I wasn't attacking your comment, I was trying to point out something that everybody here seems to be ignoring--that iDVD has (or should have, if they're using a decent VBR encoder, which I assume they are) complete and total control of exactly how much space any chunk of video will take up on disc. The amount of motion, length of the video, or anything else doesn't enter into it--it decides how much storage space the final result will be.Originally posted by Lanbrown
Blue, green, red what ever for two hours takes less room, then a non-action packed movie, which takes less than an action packed movie. ... My statement is correct.
Quality, of course, can suffer greatly depending on what's on the disc--if there's a lot of fire or something, two hours of video could look awful. If it's all one stillframe, it'll be two spectacular looking hours of stillframe. It could also, if Apple set it that way, fix six hours of fire onto a DVD, it'd just be a blocky mess for the entire six hours.
My point here is, this is a bug, and the bug isn't likely with the encoder itself, and I'll bet it doesn't relate to the resulting file not fitting on the DVD--it's probably something else entirely that only shows up on certain video clips, or relates to something specific in this user's setup/files.
crazyeddie had the best stuggestion--try messing with your source files or something along those lines.

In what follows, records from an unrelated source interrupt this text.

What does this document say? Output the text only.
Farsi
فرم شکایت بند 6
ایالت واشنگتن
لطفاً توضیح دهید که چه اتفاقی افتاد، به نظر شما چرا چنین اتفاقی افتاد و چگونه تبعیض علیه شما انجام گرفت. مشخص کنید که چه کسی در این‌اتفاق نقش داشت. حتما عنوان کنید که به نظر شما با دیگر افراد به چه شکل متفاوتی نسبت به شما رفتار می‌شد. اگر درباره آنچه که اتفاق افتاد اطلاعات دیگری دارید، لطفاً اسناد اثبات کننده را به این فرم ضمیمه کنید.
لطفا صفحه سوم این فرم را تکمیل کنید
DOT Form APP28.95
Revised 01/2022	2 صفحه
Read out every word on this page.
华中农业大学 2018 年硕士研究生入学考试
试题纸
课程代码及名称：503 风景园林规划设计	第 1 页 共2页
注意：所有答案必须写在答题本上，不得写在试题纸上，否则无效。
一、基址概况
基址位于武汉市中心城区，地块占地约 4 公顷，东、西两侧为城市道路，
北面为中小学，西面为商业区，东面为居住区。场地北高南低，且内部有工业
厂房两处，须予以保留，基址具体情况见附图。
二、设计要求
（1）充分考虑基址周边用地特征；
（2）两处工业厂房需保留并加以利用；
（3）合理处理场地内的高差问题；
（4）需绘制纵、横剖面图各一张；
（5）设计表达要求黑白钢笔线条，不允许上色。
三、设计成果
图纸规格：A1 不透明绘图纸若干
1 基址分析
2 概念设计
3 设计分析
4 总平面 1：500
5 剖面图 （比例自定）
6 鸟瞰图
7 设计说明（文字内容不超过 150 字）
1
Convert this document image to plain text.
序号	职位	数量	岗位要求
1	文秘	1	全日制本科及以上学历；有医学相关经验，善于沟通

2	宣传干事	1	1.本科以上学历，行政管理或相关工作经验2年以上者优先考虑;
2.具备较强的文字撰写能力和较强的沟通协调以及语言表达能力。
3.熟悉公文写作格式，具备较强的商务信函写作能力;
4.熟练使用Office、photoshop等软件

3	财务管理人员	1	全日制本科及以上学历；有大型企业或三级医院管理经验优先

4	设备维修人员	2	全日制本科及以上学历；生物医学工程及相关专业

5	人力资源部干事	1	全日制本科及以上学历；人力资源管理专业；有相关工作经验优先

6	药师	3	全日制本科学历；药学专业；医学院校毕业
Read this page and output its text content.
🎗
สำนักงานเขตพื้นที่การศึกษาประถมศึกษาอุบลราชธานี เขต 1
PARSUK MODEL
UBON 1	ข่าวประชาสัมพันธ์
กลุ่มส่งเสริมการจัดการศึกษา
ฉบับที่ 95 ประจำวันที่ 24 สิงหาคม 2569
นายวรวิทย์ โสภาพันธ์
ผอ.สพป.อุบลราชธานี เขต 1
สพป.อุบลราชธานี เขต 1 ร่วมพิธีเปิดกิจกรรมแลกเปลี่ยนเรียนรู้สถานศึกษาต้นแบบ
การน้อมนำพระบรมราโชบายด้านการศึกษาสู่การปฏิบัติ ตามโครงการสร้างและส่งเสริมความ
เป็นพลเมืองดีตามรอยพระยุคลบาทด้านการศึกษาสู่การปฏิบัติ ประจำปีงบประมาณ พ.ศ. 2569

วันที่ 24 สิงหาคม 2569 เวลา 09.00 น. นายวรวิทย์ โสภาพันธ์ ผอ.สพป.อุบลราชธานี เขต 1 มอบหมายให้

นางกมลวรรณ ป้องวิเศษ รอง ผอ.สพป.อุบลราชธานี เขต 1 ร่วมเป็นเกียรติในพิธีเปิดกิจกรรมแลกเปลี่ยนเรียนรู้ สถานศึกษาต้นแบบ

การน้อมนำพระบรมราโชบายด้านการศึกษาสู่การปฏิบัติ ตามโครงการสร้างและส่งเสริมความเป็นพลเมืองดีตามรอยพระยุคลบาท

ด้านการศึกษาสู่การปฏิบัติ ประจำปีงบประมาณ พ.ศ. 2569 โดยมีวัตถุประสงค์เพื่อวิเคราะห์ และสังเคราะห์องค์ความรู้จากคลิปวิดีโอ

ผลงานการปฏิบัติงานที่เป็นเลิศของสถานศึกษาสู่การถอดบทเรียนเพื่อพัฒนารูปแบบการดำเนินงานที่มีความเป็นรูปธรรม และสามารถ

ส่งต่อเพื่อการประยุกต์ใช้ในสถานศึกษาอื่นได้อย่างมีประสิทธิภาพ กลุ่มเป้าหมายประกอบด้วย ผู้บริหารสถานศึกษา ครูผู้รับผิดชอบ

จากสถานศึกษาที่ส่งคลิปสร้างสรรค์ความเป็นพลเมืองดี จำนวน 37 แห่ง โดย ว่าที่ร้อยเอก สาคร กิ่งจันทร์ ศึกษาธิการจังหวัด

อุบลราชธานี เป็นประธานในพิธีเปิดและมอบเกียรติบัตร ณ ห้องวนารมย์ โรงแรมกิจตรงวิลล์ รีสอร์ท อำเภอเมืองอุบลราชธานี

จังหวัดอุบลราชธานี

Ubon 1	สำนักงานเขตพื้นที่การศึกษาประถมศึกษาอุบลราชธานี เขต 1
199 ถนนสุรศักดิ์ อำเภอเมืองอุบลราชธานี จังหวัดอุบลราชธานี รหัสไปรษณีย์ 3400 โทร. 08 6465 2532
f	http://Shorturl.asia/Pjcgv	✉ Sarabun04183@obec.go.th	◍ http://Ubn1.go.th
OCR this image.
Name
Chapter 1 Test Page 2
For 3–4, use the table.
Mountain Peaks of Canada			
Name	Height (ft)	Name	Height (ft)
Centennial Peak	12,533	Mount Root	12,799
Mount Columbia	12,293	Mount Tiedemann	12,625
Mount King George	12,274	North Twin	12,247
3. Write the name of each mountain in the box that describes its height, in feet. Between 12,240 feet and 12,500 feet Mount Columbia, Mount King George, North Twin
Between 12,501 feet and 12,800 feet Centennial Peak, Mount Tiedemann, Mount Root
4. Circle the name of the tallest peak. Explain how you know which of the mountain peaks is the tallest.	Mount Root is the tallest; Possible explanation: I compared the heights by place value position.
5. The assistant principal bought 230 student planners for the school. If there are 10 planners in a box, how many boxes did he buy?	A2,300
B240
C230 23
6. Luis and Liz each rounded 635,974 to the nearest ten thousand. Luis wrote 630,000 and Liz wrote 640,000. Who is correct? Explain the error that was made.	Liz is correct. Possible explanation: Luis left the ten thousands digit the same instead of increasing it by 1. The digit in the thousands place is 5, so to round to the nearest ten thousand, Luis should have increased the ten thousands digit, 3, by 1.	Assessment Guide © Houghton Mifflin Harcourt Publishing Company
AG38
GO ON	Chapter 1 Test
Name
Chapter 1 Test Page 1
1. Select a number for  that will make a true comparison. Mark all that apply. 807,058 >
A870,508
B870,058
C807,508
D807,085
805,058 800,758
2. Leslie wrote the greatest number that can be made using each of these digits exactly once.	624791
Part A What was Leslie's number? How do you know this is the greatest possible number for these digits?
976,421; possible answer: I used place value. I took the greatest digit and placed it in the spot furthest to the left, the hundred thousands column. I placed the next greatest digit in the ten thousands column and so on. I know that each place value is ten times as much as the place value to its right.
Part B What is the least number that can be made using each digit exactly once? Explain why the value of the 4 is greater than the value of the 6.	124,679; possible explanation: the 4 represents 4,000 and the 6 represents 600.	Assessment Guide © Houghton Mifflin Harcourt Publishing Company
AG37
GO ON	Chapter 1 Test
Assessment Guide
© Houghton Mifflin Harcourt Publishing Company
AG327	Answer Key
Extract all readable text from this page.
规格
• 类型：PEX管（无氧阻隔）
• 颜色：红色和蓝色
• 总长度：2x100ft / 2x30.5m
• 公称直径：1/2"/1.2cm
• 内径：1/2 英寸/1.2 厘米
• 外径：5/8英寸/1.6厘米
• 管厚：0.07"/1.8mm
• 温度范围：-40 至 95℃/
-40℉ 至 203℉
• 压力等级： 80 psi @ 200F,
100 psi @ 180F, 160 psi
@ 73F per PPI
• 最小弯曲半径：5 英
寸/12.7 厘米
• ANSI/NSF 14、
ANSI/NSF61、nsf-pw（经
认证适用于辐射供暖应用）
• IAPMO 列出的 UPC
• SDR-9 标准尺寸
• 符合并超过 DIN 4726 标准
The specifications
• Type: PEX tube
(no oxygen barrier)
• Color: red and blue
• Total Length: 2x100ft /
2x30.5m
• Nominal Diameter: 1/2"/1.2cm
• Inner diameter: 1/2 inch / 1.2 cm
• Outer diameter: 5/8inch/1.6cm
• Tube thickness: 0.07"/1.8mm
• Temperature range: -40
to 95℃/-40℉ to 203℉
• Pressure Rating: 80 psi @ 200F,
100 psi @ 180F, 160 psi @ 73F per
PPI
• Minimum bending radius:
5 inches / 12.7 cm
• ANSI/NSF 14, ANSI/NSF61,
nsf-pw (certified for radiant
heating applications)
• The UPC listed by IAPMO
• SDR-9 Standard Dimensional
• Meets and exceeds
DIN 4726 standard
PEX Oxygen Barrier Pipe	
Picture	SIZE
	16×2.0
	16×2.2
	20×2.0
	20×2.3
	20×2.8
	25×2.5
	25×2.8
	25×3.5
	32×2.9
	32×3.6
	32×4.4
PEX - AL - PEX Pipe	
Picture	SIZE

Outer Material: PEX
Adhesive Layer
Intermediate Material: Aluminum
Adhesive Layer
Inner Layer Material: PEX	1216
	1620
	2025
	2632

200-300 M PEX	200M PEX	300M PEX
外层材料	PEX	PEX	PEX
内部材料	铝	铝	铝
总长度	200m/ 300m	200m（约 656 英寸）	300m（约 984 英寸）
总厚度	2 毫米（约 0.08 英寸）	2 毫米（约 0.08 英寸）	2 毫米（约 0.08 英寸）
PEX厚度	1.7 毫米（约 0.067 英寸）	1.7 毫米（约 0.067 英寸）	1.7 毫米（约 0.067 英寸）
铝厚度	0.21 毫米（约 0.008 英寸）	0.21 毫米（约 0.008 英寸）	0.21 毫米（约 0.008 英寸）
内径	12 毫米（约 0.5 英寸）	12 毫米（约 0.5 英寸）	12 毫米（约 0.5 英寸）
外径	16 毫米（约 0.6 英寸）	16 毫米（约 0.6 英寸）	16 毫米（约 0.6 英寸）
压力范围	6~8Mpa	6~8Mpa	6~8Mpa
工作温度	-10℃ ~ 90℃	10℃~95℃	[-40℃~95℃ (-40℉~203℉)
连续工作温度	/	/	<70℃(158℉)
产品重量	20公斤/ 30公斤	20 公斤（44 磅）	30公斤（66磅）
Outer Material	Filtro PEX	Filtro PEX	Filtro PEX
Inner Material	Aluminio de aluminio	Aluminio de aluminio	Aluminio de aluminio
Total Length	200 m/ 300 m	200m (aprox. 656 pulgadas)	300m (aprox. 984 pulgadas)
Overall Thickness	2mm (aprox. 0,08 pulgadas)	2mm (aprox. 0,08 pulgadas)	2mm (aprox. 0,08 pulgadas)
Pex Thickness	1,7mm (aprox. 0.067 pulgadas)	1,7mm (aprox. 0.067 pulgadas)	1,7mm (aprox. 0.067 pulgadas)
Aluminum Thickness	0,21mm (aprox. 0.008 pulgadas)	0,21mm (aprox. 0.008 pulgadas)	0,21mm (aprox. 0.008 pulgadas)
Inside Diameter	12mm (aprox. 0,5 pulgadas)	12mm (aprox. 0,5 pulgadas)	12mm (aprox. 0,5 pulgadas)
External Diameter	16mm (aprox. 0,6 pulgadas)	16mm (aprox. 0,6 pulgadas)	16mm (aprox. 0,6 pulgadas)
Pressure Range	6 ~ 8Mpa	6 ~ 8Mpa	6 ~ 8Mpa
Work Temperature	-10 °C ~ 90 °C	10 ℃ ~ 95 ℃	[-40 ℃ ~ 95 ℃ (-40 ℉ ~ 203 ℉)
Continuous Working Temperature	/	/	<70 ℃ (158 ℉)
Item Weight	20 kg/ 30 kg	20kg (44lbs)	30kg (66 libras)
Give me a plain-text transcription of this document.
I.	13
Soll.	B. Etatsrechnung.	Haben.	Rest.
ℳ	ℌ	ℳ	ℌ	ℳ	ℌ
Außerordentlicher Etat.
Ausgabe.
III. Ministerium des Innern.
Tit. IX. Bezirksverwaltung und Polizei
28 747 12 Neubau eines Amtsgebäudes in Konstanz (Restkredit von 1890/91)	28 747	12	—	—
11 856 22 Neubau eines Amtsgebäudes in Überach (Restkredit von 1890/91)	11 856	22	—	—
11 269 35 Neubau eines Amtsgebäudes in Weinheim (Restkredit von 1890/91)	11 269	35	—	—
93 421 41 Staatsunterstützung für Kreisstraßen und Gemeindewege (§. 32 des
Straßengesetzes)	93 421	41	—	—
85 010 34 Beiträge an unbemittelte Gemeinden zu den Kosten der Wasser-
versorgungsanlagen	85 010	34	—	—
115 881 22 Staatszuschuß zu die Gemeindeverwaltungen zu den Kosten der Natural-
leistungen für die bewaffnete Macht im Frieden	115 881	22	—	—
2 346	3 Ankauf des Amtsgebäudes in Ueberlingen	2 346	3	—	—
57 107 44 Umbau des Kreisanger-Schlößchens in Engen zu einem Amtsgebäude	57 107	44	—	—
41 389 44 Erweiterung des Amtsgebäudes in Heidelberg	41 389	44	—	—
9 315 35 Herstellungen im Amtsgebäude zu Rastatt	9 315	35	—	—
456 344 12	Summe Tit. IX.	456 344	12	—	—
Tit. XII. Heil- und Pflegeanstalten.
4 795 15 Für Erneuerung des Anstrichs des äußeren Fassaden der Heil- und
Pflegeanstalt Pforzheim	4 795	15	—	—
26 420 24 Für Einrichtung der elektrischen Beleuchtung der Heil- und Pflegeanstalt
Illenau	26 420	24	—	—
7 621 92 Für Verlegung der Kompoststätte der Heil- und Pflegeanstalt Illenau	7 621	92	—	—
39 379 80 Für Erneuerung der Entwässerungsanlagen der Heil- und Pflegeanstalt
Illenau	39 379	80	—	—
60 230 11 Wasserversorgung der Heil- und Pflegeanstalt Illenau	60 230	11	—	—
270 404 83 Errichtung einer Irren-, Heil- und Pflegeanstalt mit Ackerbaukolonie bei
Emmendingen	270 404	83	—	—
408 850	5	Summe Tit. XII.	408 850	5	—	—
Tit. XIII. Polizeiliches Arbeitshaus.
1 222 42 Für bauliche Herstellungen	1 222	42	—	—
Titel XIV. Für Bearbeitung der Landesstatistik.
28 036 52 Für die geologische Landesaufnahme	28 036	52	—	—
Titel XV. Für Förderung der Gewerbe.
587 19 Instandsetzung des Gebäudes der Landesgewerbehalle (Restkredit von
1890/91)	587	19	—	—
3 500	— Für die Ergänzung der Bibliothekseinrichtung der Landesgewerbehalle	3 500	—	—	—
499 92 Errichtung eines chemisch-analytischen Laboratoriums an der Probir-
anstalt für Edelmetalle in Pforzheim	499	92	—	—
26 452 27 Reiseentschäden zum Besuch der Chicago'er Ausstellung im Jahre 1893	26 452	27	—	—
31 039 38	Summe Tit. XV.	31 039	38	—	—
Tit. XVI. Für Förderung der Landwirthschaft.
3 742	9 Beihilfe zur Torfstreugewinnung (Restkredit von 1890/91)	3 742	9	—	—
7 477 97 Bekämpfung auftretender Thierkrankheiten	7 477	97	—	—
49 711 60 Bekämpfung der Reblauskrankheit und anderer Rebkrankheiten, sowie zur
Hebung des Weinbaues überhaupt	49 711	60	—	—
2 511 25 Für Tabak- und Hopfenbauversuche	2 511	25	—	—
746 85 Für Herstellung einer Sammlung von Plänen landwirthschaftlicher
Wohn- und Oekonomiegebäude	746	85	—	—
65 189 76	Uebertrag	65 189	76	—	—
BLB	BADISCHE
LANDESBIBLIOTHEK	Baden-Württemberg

For reference, I love iDVD and use it, and a few bugs in a $50 piece of software that should cost $300 (particularly when you factor in iMovie, Garage Band, etc) isn't surprising. But for those talking software design, take a look at FFMpeg; I can feed it a source file of any length or amount of motion, and tell it to export a video file in a number of formats, including MPEG2, with an EXACT average bitrate (thus resulting file size), and it will do so. The result might be exceedingly ugly, but it's possible to set very strict limits and have them adhered to. FFMpeg is just a $35 wrapper for a bunch of freeware tools.